Later on, after the events that you depict in A Drifting Life, you worked with a studio of assistants. Do you think you were a good teacher, or at least a good boss?

I was a pretty selfish boss. I wasn’t really a good boss. If you use an assistant it stops being your own pictures, right? It’s not all your work anymore. Part of it is your work. So when you publish that… it’s hard for me. I always drew all the characters, and then the backgrounds, the details, the extra stuff—drawing the squares for the panels, shading, erasing the pencil marks, all those kinds of things—I had five assistants doing that. If you didn’t have five assistants you couldn’t get magazine serial work, because you had a deadline every week. You had to put out at least 30 pages a week. With just one person, with just yourself, it would be impossible, you just couldn’t work. So even though I had some people who didn’t really do a lot of work, I had five people.

Some of the other gekiga artists are still almost totally unknown here, and perhaps they’ve been forgotten in Japan as well. Are there any books that you really think should be rediscovered and published here, like yours was?

I don’t really read anything recently, for some dozens of years I haven’t been reading anything… Japanese manga, we’re not really all together, we kind of keep to ourselves. This might sound a bit snotty, but—I read something like Golgo 13 and I’m maybe ten pages into it and I start thinking of something else, my thoughts just go somewhere else. It’s kind of a bother, so I just don’t read it. It’s not just Golgo 13 but anything that’s popular, you know? Even if I read it, it just doesn’t go in my head. There’s a big gap between me and the younger artists, in terms of age, so even if I do read someone’s work I don’t feel it. I’m not moved by it. I’m sorry I have to say that, but…

No, that’s okay. Is there a conscious way you approach political content in your art? Like the Hiroshima story from Good-Bye, or the anti-American protests at the end of A Drifting Life… are they just part of society’s broader story?

In Japan, with politics and politicians there’s really nothing I personally can do, but what I can do—political unrest or the lives of the citizens, I’d like to express that somehow. When I was writing about Hiroshima in that story [“Hell”], I was broke forever, and everyone around me was broke. I was angry about that, you know? Japan has become such a rich country, and here we are, so why aren’t the politicians taking that extra money and giving it to us, giving it to the citizens?

It’s the same now in Japan. It doesn’t change. My own dissatisfaction, my frustration, I put that into my work. At the time I wrote “Hell” I always worked for magazines, so I could write freely like that. “Hell” was written for Japanese Playboy, in fact. No one would publish that kind of manga, so it was kind of a surprise that even Playboy would give me work. I think I’ve left behind some really good work. I’d like to just keep writing like a novelist, keep writing for as long as I can. I’m pretty satisfied.

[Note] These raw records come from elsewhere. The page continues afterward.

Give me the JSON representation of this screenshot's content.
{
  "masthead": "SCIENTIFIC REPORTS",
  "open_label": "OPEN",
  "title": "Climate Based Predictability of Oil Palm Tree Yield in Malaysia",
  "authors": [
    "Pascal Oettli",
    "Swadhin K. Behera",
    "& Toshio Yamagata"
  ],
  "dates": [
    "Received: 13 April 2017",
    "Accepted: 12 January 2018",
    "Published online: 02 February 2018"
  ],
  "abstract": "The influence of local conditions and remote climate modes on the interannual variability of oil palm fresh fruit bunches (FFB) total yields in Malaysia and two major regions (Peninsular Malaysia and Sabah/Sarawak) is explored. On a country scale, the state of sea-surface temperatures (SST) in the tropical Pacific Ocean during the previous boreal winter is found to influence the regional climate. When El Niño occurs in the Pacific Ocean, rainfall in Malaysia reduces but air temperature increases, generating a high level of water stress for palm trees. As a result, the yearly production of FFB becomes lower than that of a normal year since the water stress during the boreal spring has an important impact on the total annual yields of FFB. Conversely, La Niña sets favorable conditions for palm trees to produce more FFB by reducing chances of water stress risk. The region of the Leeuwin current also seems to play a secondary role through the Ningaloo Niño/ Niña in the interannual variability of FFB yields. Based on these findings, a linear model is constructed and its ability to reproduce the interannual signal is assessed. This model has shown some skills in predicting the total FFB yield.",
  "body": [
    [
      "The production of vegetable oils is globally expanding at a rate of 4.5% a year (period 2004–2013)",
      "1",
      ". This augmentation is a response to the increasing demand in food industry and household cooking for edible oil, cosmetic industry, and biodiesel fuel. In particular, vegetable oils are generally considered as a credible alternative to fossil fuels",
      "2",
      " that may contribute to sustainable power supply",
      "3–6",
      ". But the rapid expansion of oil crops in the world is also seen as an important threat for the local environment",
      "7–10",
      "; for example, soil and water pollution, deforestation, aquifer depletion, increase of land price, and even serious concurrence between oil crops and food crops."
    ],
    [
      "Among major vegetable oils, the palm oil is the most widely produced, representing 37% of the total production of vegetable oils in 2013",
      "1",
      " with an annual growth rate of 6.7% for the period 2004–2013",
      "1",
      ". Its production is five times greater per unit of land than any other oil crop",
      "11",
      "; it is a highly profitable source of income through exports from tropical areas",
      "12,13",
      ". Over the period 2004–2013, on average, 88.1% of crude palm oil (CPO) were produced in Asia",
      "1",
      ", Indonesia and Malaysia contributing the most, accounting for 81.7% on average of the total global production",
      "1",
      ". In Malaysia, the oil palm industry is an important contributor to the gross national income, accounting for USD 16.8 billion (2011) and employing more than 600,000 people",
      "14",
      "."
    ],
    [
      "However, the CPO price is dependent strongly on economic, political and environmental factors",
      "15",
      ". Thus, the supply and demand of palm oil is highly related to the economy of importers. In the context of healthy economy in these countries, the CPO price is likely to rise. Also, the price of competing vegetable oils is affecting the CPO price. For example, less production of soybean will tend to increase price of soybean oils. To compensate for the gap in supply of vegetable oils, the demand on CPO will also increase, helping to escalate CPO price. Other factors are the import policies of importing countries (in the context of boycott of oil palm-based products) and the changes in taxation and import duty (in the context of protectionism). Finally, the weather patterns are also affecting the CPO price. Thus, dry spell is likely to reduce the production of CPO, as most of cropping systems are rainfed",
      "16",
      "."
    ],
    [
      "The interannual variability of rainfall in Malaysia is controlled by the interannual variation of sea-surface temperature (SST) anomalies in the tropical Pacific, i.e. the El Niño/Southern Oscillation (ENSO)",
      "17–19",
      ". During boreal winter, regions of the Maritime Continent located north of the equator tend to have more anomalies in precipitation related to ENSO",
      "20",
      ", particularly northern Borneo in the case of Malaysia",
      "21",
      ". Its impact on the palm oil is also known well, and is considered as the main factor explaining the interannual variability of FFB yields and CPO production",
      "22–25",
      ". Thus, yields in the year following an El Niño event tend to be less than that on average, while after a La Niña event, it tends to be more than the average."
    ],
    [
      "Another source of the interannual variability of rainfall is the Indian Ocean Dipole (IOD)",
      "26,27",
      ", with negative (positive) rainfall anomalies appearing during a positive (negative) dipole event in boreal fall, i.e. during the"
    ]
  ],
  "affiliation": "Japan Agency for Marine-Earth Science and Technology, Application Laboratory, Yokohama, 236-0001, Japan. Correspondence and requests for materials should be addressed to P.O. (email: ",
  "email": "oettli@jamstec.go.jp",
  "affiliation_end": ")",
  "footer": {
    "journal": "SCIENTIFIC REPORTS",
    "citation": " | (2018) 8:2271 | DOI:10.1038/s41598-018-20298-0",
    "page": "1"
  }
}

I’ve heard that you’re already working on the next volume of your memoir and have a few hundred pages done, so I assume you’ll be doing that for the foreseeable future. But I’m wondering if there’s any books from before, after or during your gekiga period that you’d like to see reprinted… I want to see the one with the giant snakes.

I have so many. If you put my short stories and my longer volumes together, I’ve written about a thousand pieces. I’d like to [recover] as many of them as possible. I plan on writing the continuation of A Drifting Life within the near future. If I don’t do it soon—I don’t have that much life left, you know? [Tatsumi laughs] I gotta do it as soon as possible.